Parfois au milieu de la détresse et aussi, souvent, de la bêtise, il y a quelque chose de comique. Il y a eu ce jeune qui avait une coupe afro dont la moitié avait pris feu. Fort heureusement, les brûlures du visage et du cuir chevelu n'étaient que superficielles et il en aura été quitte pour une belle frayeur et un passage chez le coiffeur pour une nouvelle coupe.

Et puis, il y a eu les choses moins drôles comme toute cette famille blessée dans un accident de voiture et dont le père n'est pas sorti du coma.

Mais, je ne veux plus y penser. Je suis en congé ce soir et je vais pouvoir me reposer comme je ne me suis pas reposée depuis longtemps. Nous allons même quitter Bobigny. Nous n'allons pas loin.
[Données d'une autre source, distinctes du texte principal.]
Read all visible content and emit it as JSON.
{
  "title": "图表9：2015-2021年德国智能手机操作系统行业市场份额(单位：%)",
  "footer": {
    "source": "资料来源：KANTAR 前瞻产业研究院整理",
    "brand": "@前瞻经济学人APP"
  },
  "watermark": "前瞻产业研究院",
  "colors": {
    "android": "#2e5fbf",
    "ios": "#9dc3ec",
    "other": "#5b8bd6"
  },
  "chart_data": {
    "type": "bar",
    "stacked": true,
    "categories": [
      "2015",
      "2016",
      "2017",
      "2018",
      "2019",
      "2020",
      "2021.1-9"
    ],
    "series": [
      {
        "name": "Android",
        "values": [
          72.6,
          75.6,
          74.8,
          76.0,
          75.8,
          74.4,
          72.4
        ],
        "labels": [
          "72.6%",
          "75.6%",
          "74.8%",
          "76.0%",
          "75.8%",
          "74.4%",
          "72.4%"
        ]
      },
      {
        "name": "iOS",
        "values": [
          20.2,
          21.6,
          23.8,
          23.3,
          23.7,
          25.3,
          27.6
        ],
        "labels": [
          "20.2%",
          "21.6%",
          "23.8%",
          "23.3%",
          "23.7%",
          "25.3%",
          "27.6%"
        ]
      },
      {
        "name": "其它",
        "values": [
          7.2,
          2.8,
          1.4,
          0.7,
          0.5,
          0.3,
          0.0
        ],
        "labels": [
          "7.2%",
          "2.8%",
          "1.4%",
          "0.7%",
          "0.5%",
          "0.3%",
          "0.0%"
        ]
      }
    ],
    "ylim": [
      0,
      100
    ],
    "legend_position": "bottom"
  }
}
Trois jours, c'est court, mais nous nous offrons une petite virée au bord de la mer. Nous avons ressorti la vieille tente et tous les ustensiles, comme lorsque nous étions jeunes. Les enfants sont tout excités, comme si nous allions jusqu'en Chine.

J'espère que rien ne viendra contrarier ce départ. Nous allons à Dieppe ou à côté de Dieppe, ce n'est pas encore très défini.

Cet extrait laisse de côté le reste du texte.